You need to operate on each row of df1
(or mat
) in order to figure out, for each row how far away each object in df2
is. From that, you can pick the ones that meet your distance criterion.
I think you're getting a little confused about the use of apply
and about the use of which
. To really have which
work for you, you need to apply it to each row of mat
whereas your current code applies it to the entire mat
matrix. Also note that it is hard to use apply
here because you're comparing each row of mat
against a corresponding element of a vector defined by ((df1$cat)^2)*1000)

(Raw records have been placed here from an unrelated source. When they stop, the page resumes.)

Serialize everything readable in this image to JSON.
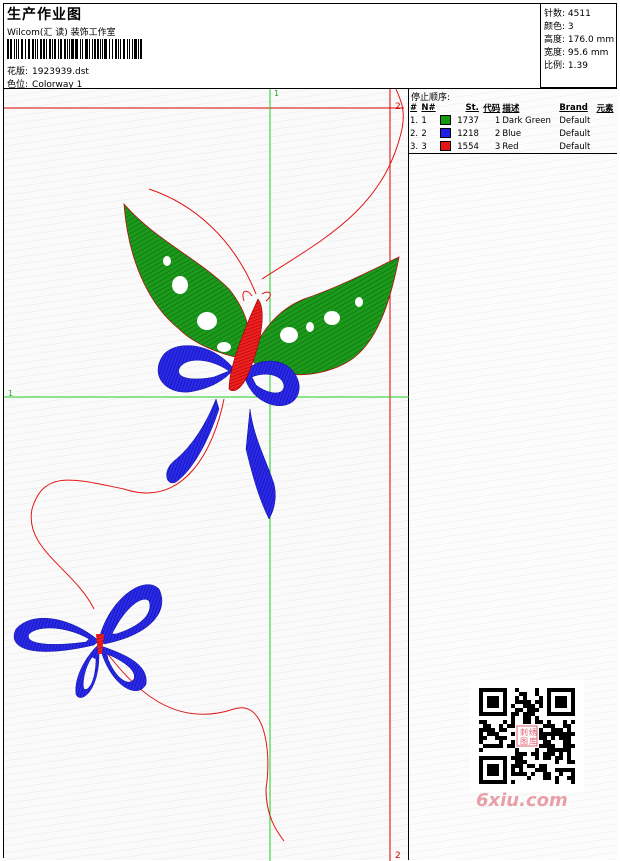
{
  "header": {
    "title": "生产作业图",
    "studio": "Wilcom(汇 读) 装饰工作室",
    "design_label": "花版:",
    "design_value": "1923939.dst",
    "colorway_label": "色位:",
    "colorway_value": "Colorway 1"
  },
  "stats": {
    "stitches_label": "针数:",
    "stitches_value": "4511",
    "colors_label": "颜色:",
    "colors_value": "3",
    "height_label": "高度:",
    "height_value": "176.0 mm",
    "width_label": "宽度:",
    "width_value": "95.6 mm",
    "ratio_label": "比例:",
    "ratio_value": "1.39"
  },
  "guides": {
    "h_top": "2",
    "v_left": "1",
    "h_mid": "1",
    "h_bottom": "2"
  },
  "stop_sequence": {
    "heading": "停止顺序:",
    "columns": [
      "#",
      "N#",
      "St.",
      "代码",
      "描述",
      "Brand",
      "元素"
    ],
    "rows": [
      {
        "idx": "1.",
        "n": "1",
        "color": "#0f9a0f",
        "stitches": "1737",
        "code": "1",
        "desc": "Dark Green",
        "brand": "Default"
      },
      {
        "idx": "2.",
        "n": "2",
        "color": "#1e1ee6",
        "stitches": "1218",
        "code": "2",
        "desc": "Blue",
        "brand": "Default"
      },
      {
        "idx": "3.",
        "n": "3",
        "color": "#e61414",
        "stitches": "1554",
        "code": "3",
        "desc": "Red",
        "brand": "Default"
      }
    ]
  },
  "watermark": {
    "qr_stamp": "刺绣图库",
    "site": "6xiu.com"
  }
}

. So, I will instead show you examples using sapply
and lapply
. You could also use mapply
here, but I think the sapply
/mapply
syntax is clearer.
To address your desired output, I show two examples. One returns a list containing, for each row in df1
, the names of items in df2
that are within the distance threshold. This won't easily go back into your original df1
as a variable because each element in the list can contain multiple names. The second example pastes those names together as a single comma-separated character string in order to create the new variable you're looking for.
Example 1:
out1 <- lapply(1:nrow(df1), function(x) {
df2[which(mat[x,] < (((df1$cat)^2)*1000)[x]),'latlonloc']
})
Result:
> str(out1)
List of 20
$ : Factor w/ 6 levels "Boelenslaan",..:
$ : Factor w/ 6 levels "Boelenslaan",..:
$ : Factor w/ 6 levels "Boelenslaan",..:
$ : Factor w/ 6 levels "Boelenslaan",..:
$ : Factor w/ 6 levels "Boelenslaan",..:
$ : Factor w/ 6 levels "Boelenslaan",..:
$ : Factor w/ 6 levels "Boelenslaan",..:
$ : Factor w/ 6 levels "Boelenslaan",..: 2
$ : Factor w/ 6 levels "Boelenslaan",..:
$ : Factor w/ 6 levels "Boelenslaan",..: 4
$ : Factor w/ 6 levels "Boelenslaan",..:
$ : Factor w/ 6 levels "Boelenslaan",..:
$ : Factor w/ 6 levels "Boelenslaan",..:
$ : Factor w/ 6 levels "Boelenslaan",..:
$ : Factor w/ 6 levels "Boelenslaan",..: 6 4 5
$ : Factor w/ 6 levels "Boelenslaan",..:
$ : Factor w/ 6 levels "Boelenslaan",..:
$ : Factor w/ 6 levels "Boelenslaan",..:
$ : Factor w/ 6 levels "Boelenslaan",..: 4
$ : Factor w/ 6 levels "Boelenslaan",..:
Example 2:
out2 <- sapply(1:nrow(df1), function(x) {
paste(df2[which(mat[x,] < (((df1$cat)^2)*1000)[x]),'latlonloc'], collapse=',')
})
Result:
> out2
[1] "" ""
[3] "" ""
[5] "" ""
[7] "" "Borgercompagnie"
[9] "" "Garrelsweer"
[11] "" ""
[13] "" ""
[15] "Tinallinge,Garrelsweer,Stitswerd" ""
[17] "" ""
[19] "Garrelsweer" ""
I think the second of these is probably closest to what you're going for.